The teams traded blows in games 2 and 3, before the Dodgers prevailed in a 12-inning slugfest to come back and tie the series at 2 games apiece. The Mets had taken a 4-2 lead into the final frame, when LA catcher Mike Scioscia destroyed a 2-run homer off of Dwight Gooden to tie the game, before NL MVP Kirk Gibson swatted a go-ahead 2 out homer, and Hershisher came out of the pen to secure the extra innings victory, earning a postseason save.
The series would eventually come down to a seventh game, when once again, Hershiser would dominate, throwing a 5-hit complete game shutout to end the Mets’ World Series hopes, and send LA to the Series. For his efforts in the NLCS, Hershiser would be named Series MVP, a sign of things to come.

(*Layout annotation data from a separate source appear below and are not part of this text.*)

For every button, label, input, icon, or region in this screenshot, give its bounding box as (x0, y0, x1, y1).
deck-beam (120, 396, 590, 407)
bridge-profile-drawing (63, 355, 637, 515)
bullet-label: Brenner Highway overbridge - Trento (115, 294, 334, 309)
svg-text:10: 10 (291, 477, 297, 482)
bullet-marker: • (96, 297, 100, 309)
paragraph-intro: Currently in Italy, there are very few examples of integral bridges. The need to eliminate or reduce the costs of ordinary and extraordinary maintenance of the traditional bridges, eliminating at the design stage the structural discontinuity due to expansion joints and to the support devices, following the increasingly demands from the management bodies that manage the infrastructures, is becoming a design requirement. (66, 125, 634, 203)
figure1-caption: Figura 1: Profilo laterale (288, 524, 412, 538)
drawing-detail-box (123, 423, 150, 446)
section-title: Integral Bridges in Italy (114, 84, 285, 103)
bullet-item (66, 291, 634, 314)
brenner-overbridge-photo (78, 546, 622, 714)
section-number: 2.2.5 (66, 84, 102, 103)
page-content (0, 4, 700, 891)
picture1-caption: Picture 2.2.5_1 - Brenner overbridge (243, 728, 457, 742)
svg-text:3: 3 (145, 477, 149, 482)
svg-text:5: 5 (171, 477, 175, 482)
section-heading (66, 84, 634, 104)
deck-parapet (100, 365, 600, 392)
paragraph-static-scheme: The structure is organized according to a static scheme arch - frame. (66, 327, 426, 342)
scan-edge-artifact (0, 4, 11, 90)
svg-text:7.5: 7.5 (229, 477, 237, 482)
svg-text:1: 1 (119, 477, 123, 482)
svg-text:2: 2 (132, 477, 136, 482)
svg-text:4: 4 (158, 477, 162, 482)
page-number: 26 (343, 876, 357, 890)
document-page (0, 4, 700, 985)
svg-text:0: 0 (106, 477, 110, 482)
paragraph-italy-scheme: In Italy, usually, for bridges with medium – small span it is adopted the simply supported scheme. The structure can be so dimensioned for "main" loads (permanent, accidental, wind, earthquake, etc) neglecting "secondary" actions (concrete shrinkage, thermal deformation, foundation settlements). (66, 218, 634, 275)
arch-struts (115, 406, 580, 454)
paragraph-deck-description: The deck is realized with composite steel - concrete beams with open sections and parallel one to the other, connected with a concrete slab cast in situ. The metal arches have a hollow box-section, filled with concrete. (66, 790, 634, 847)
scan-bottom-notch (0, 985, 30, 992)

For the Mets, this was the end of an era. Dwight Gooden would fall victim to drug abuse that would derail his career, Darryl Strawberry would punch Keith Hernandez in Spring Training in ‘89, and Gary Carter and Lenny Dykstra would leave the team. The Mets haven’t won a World Series since ‘86. Ouch.
Kirk Gibson and the Dodgers Prevailed in the ‘88 World Series
Kirk Gibson, the National League MVP, did not start Game 1 of the 1988 World Series for the Dodgers, replaced by Mickey Hatcher in the lineup. He hurt his left hamstring stealing second base in Game 5 of the NLCS, and his right knee sliding into second in Game 7 (an injury that still bothered him into the ‘89 season). Gibson was in no condition to start the game, and he wasn’t even in the dugout for most of the game. Against the vaunted Oakland A’s, who made the Dodgers seem like more of an underdog then they did against the Mets, this was not good.
Game 1 was the most competitive of the entire series. As Hershiser had been used in Game 7 of the last series, LA had to start Tim Belcher, who struggled, giving up a grand slam to José Canseco in the second inning. LA entered the ninth inning down by a score of 4-3, getting 3 runs off Oakland ace Dave Stewart before he handed the ball off to Eckersley to finish the game off.
We all know the story. Kirk Gibson hobbled out of the clubhouse after telling Lasorda he could pinch hit. He dragged himself into taking practice swings, where NBC commentator Bob Costas said he could hear Gibson grunting in pain after every hit he made. He hobbled into the batter’s box after being inserted into the lineup. Mike Davis, the batter before him, managed to get a walk off the feared Eckersley before swiping second.
Finally, on the eighth pitch of a grueling at-bat, Gibson slammed a slider into right field to walk off the A’s in Game 1. One of the greatest moments in the history of baseball, the triumphant image of Kirk Gibson painfully rounding the bases with his fists in the air is one of the most iconic photos in baseball history.
LA would blow the doors off of the Athletics in Game 2 off the backs of another complete game shutout from Hershiser, held on to win a close Game 3, and benefited from another complete game by Orel in Game 4 to win the Series. Canseco would never score another run in the Series after Game 1, and fellow Bash Brother Mark McGwire was limited to one hit in four games.
One of the greatest single season performances ever by a pitcher, Orel Hershiser would throw a combined 18 complete games between the regular and postseason, along with 3 shutouts of the Mets and Athletics, the best teams in baseball in 1988. Of course, he would win Series MVP to shut the door on an incredible season for him, and the LA Dodgers.